Les deux hommes sont aussi des professionnels extraordinaires. Des bourreaux de travail – ce qui explique d’ailleurs sûrement l’AVC –, plutôt du genre taiseux. Pas le temps de parler quand on doit monter plus de 1000 courses par an, ou passer la balle avant que Deco ne vous fonde dessus. Bazire a tout gagné, et même plusieurs fois. Dans un monde où l’on arrête le plus souvent sa carrière avant la trentaine, à cause des blessures, lui a dépassé en 2018 les 6000 victoires. Lorsqu’il était plus jeune, il avait même pris l’habitude de se trimbaler avec un « opulent collier chargé de colifichets » , sur lequel il ajoutait une nouvelle plaque dorée toutes les mille victoires. Trop lourd, il l’a remplacé par un bandana foncé noué autour du front. Il est un jockey extraordinaire, casquette qu’il cumule depuis plusieurs années avec celle d’entraîneur, avec tout autant de succès. Autre point commun. Au Grand Prix d’Amérique, ses trois chevaux Bellina Josselyn, Looking Superb et Davidson du Pont ont failli faire le triplé (1-2-4). Les chevaux pour l’un, les Ligues des champions pour l’autre. Bazire a même remporté, début 2019, son vingtième Sulky d’Or, équivalent du Ballon d’or des jockeys de trot. « Autant que Federer avec ses Grands Chelems » , qu’il dit.
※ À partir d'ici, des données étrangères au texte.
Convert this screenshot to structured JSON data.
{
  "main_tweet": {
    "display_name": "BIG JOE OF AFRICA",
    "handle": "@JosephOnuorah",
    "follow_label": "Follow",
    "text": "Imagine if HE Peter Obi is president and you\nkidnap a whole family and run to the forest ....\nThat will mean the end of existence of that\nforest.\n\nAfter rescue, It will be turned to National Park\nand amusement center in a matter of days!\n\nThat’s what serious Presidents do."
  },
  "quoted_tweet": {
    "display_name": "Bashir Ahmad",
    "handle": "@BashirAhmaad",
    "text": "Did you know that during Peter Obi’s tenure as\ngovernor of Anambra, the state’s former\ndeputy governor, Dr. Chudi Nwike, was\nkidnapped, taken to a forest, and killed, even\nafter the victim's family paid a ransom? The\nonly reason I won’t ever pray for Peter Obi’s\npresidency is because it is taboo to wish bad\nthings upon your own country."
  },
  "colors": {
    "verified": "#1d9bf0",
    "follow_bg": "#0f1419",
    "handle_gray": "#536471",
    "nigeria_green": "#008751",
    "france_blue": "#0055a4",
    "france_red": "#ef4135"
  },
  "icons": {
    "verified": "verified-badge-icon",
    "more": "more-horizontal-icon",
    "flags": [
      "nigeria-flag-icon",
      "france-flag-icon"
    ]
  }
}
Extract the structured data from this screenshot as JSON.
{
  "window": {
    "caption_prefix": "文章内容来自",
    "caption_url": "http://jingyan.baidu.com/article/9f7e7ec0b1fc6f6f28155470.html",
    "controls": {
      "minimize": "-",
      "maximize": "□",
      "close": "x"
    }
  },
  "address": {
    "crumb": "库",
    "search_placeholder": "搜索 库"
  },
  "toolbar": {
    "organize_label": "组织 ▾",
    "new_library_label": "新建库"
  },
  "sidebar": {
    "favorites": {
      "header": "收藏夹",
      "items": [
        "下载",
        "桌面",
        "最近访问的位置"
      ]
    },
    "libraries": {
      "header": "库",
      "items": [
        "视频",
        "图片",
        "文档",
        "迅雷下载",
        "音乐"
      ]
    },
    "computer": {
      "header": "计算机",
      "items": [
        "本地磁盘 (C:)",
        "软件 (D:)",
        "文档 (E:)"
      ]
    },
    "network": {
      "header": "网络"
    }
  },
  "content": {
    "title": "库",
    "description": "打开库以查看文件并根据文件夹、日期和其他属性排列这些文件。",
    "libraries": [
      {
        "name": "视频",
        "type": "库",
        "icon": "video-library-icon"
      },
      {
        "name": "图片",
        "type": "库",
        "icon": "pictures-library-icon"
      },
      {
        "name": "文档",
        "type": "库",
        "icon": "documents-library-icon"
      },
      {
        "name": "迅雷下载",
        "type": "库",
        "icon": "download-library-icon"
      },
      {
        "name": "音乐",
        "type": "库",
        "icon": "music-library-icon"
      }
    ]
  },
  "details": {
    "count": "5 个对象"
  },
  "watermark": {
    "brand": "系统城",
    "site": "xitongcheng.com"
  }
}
Encore une histoire de bandana.
Café, café, café
Quand il était gosse, Bazire rêvait d’être footballeur pro. Chez lui, à Grobois, au milieu d’un mur recouvert d’exploits équins, il subsiste une seule photo sépia, de l’époque où il jouait à l’US Pont-l’Évêque. Il dit : « Je marquais beaucoup, mais j’étais un peu juste. J’aurais terminé à la rue. » Gaby Gelormini, apprenti chez lui, détailla un jour : « Il est trop fort, c’est un maniaque de dingue, il ne te lâche jamais, te fait bouffer un détail pendant dix jours. Une couverture sur un cheval, ça se met droit, tout doit être droit. » En parlant de bouffer : le type est un malade du régime alimentaire, cauchemar des jockeys. Café, café, café et les doigts dans la gorge. Lizarazu, dans L’Équipe, écrivit une fois ces quelques mots : « Zidane n’a pas fait son immense carrière seulement sur son talent. Il avait des lacunes physiques. Il a bossé à en vomir. C’était un maniaque de la diététique. » Ce qui les distingue des autres, aussi, c’est cette capacité à faire à leur main des bêtes qu’ils viennent de découvrir. Un jockey rencontre en général sa monture une heure avant la course, à lui d’en comprendre ce qu’il peut dans le temps qu’il lui reste. Zizou, lui, a mis à peine plus de temps pour transformer le Real moribond de son époque en destrier infernal. Des points communs, il y a ceux-là, et il y en a d’autres. S’agirait de faire court, il paraît que Bazire n’est pas patient : « Je n’aime pas cuisiner, par exemple. C’est long. » Tiens, Zizou, lui, adore. « Je m’en fiche un peu de Zidane, répond le jockey.De toute façon, je préfère qu’on m’appelle JMB. »
Par Théo Denmat
Propos de JMB et GG tirés de L’Équipe.